A secure violation action is configured to protect the switch port also. It will protect the switch port with three modes if we connect the MAC addresses over the maximum allowed configured (See step 2). So, we use one of the three modes below to occur when over the maximum MAC addresses are allowed.

1. Restrict Mode: When you enable this mode into switch port security, the port security will be violated. So all the data transfer will be blocked and all the packets are dropped.
2. Shutdown Mode: By default, this is enabled. Then the port state will change state to error-disabled, which restricted connected devices to perform any actions. Then the port will be shut down (disabled).
3. Protect Mode: When you enable this mode, all the data packets from the defined MAC addresses are only transferred within the network only. Mean that the switch port will permit traffic from known MAC addresses to continue sending traffic while dropping traffic from unknown MAC addresses

To enable violation action in the Cisco switch, you need to use the command line as the detailed description below.

• Access the interface fastEthernet 15 again, and then use the command “switchport port-security violation protect” or “switchport port-security violation restrict” or “switchport port-security violation shutdown“, then exit by using the command “exit”.

To get a well understanding of the above description, please see the following configured in the switch on the packet tracer.

[Step 6] – Verify Configuration

Now, you have applied the command line of configuration port security in the Cisco switch. So, to make sure it works fine, you need to verify the configuration with the command line below:

• Stay on privileged mode, use the command “show port-security address“. Then you will see the detail of your configuration that has been applied above.

FAQs

How many port levels of port security are in the Cisco switch?

There are three port levels in port security. They are port security timeout, port security violation action, and maximum Endpoint.

Can we configure port security by using the GUI?

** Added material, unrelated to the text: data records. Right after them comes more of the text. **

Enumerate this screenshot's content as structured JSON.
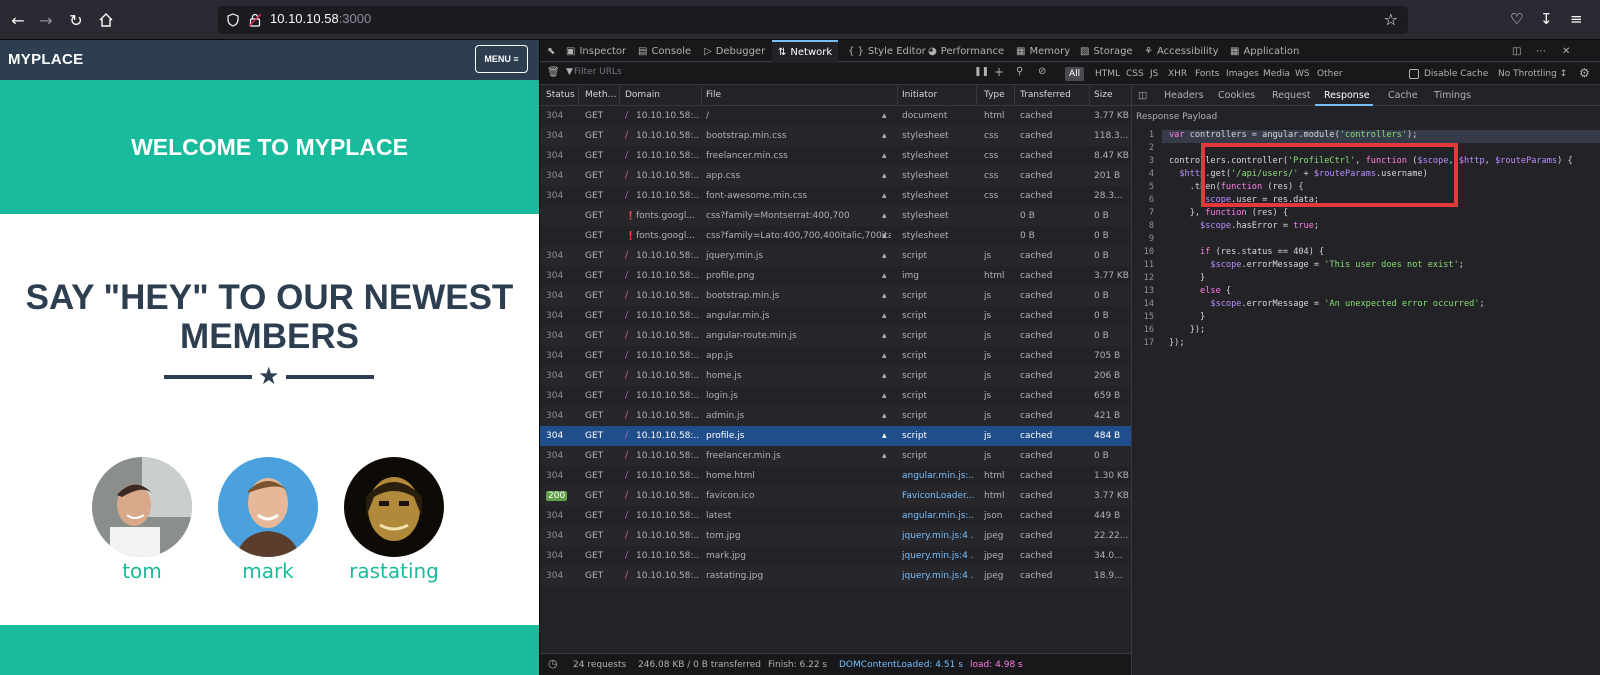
{
  "browser": {
    "url_host": "10.10.10.58",
    "url_port": ":3000"
  },
  "site": {
    "brand": "MYPLACE",
    "menu_label": "MENU ≡",
    "hero_title": "WELCOME TO MYPLACE",
    "members_title": "SAY \"HEY\" TO OUR NEWEST MEMBERS",
    "members": [
      {
        "name": "tom"
      },
      {
        "name": "mark"
      },
      {
        "name": "rastating"
      }
    ]
  },
  "devtools": {
    "tabs": [
      "Inspector",
      "Console",
      "Debugger",
      "Network",
      "Style Editor",
      "Performance",
      "Memory",
      "Storage",
      "Accessibility",
      "Application"
    ],
    "active_tab": "Network",
    "filter_placeholder": "Filter URLs",
    "type_filters": [
      "All",
      "HTML",
      "CSS",
      "JS",
      "XHR",
      "Fonts",
      "Images",
      "Media",
      "WS",
      "Other"
    ],
    "disable_cache": "Disable Cache",
    "throttling": "No Throttling ↕",
    "columns": [
      "Status",
      "Meth…",
      "Domain",
      "File",
      "Initiator",
      "Type",
      "Transferred",
      "Size"
    ],
    "rows": [
      {
        "status": "304",
        "method": "GET",
        "domain": "10.10.10.58:...",
        "file": "/",
        "initiator": "document",
        "type": "html",
        "transferred": "cached",
        "size": "3.77 KB"
      },
      {
        "status": "304",
        "method": "GET",
        "domain": "10.10.10.58:...",
        "file": "bootstrap.min.css",
        "initiator": "stylesheet",
        "type": "css",
        "transferred": "cached",
        "size": "118.3..."
      },
      {
        "status": "304",
        "method": "GET",
        "domain": "10.10.10.58:...",
        "file": "freelancer.min.css",
        "initiator": "stylesheet",
        "type": "css",
        "transferred": "cached",
        "size": "8.47 KB"
      },
      {
        "status": "304",
        "method": "GET",
        "domain": "10.10.10.58:...",
        "file": "app.css",
        "initiator": "stylesheet",
        "type": "css",
        "transferred": "cached",
        "size": "201 B"
      },
      {
        "status": "304",
        "method": "GET",
        "domain": "10.10.10.58:...",
        "file": "font-awesome.min.css",
        "initiator": "stylesheet",
        "type": "css",
        "transferred": "cached",
        "size": "28.3..."
      },
      {
        "status": "",
        "method": "GET",
        "domain": "fonts.googl...",
        "file": "css?family=Montserrat:400,700",
        "initiator": "stylesheet",
        "type": "",
        "transferred": "0 B",
        "size": "0 B"
      },
      {
        "status": "",
        "method": "GET",
        "domain": "fonts.googl...",
        "file": "css?family=Lato:400,700,400italic,700italic",
        "initiator": "stylesheet",
        "type": "",
        "transferred": "0 B",
        "size": "0 B"
      },
      {
        "status": "304",
        "method": "GET",
        "domain": "10.10.10.58:...",
        "file": "jquery.min.js",
        "initiator": "script",
        "type": "js",
        "transferred": "cached",
        "size": "0 B"
      },
      {
        "status": "304",
        "method": "GET",
        "domain": "10.10.10.58:...",
        "file": "profile.png",
        "initiator": "img",
        "type": "html",
        "transferred": "cached",
        "size": "3.77 KB"
      },
      {
        "status": "304",
        "method": "GET",
        "domain": "10.10.10.58:...",
        "file": "bootstrap.min.js",
        "initiator": "script",
        "type": "js",
        "transferred": "cached",
        "size": "0 B"
      },
      {
        "status": "304",
        "method": "GET",
        "domain": "10.10.10.58:...",
        "file": "angular.min.js",
        "initiator": "script",
        "type": "js",
        "transferred": "cached",
        "size": "0 B"
      },
      {
        "status": "304",
        "method": "GET",
        "domain": "10.10.10.58:...",
        "file": "angular-route.min.js",
        "initiator": "script",
        "type": "js",
        "transferred": "cached",
        "size": "0 B"
      },
      {
        "status": "304",
        "method": "GET",
        "domain": "10.10.10.58:...",
        "file": "app.js",
        "initiator": "script",
        "type": "js",
        "transferred": "cached",
        "size": "705 B"
      },
      {
        "status": "304",
        "method": "GET",
        "domain": "10.10.10.58:...",
        "file": "home.js",
        "initiator": "script",
        "type": "js",
        "transferred": "cached",
        "size": "206 B"
      },
      {
        "status": "304",
        "method": "GET",
        "domain": "10.10.10.58:...",
        "file": "login.js",
        "initiator": "script",
        "type": "js",
        "transferred": "cached",
        "size": "659 B"
      },
      {
        "status": "304",
        "method": "GET",
        "domain": "10.10.10.58:...",
        "file": "admin.js",
        "initiator": "script",
        "type": "js",
        "transferred": "cached",
        "size": "421 B"
      },
      {
        "status": "304",
        "method": "GET",
        "domain": "10.10.10.58:...",
        "file": "profile.js",
        "initiator": "script",
        "type": "js",
        "transferred": "cached",
        "size": "484 B"
      },
      {
        "status": "304",
        "method": "GET",
        "domain": "10.10.10.58:...",
        "file": "freelancer.min.js",
        "initiator": "script",
        "type": "js",
        "transferred": "cached",
        "size": "0 B"
      },
      {
        "status": "304",
        "method": "GET",
        "domain": "10.10.10.58:...",
        "file": "home.html",
        "initiator": "angular.min.js:...",
        "type": "html",
        "transferred": "cached",
        "size": "1.30 KB"
      },
      {
        "status": "200",
        "method": "GET",
        "domain": "10.10.10.58:...",
        "file": "favicon.ico",
        "initiator": "FaviconLoader....",
        "type": "html",
        "transferred": "cached",
        "size": "3.77 KB"
      },
      {
        "status": "304",
        "method": "GET",
        "domain": "10.10.10.58:...",
        "file": "latest",
        "initiator": "angular.min.js:...",
        "type": "json",
        "transferred": "cached",
        "size": "449 B"
      },
      {
        "status": "304",
        "method": "GET",
        "domain": "10.10.10.58:...",
        "file": "tom.jpg",
        "initiator": "jquery.min.js:4 ...",
        "type": "jpeg",
        "transferred": "cached",
        "size": "22.22..."
      },
      {
        "status": "304",
        "method": "GET",
        "domain": "10.10.10.58:...",
        "file": "mark.jpg",
        "initiator": "jquery.min.js:4 ...",
        "type": "jpeg",
        "transferred": "cached",
        "size": "34.0..."
      },
      {
        "status": "304",
        "method": "GET",
        "domain": "10.10.10.58:...",
        "file": "rastating.jpg",
        "initiator": "jquery.min.js:4 ...",
        "type": "jpeg",
        "transferred": "cached",
        "size": "18.9..."
      }
    ],
    "status_bar": {
      "requests": "24 requests",
      "transferred": "246.08 KB / 0 B transferred",
      "finish": "Finish: 6.22 s",
      "dcl": "DOMContentLoaded: 4.51 s",
      "load": "load: 4.98 s"
    },
    "response_tabs": [
      "Headers",
      "Cookies",
      "Request",
      "Response",
      "Cache",
      "Timings"
    ],
    "active_response_tab": "Response",
    "payload_label": "Response Payload",
    "code_lines": [
      "var controllers = angular.module('controllers');",
      "",
      "controllers.controller('ProfileCtrl', function ($scope, $http, $routeParams) {",
      "  $http.get('/api/users/' + $routeParams.username)",
      "    .then(function (res) {",
      "      $scope.user = res.data;",
      "    }, function (res) {",
      "      $scope.hasError = true;",
      "",
      "      if (res.status == 404) {",
      "        $scope.errorMessage = 'This user does not exist';",
      "      }",
      "      else {",
      "        $scope.errorMessage = 'An unexpected error occurred';",
      "      }",
      "    });",
      "});"
    ]
  }
}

Yes, you can for sure. Nowadays, Cisco companies are building web versions for access to their product such as switches and routers. Then you can log in to your switch and then configure port security by using the graphic user interface. Thus, you don’t need any technical of using the command line, you just apply the configuration by clicking the option you need.

How many MAC addresses can allow in port security?

This is not limit the MAC addresses that are connected to your switch port. But I don’t think you need to enable many MAC addresses in the switch ports since you are focused on security in your network infrastructure. Maybe you need to enable a few MAC addresses per switch port. But if you want more MAC addresses, don’t worry just add them by using the command line in step 3.

Why do we need to configure port security?

Because we want our network infra has security. For example, if you don’t configure port security on your switch port, then everyone can connect the computer/laptop to all the ports in your switch. But when you apply port security configuration, there is only allowed computer/laptop that can use those switch ports. So, there are some people who want to hack by trying to connect to your port switch, then those ports will be blocked and shutdown the port. This is a kind of security that you need to know and should practice in your network operation.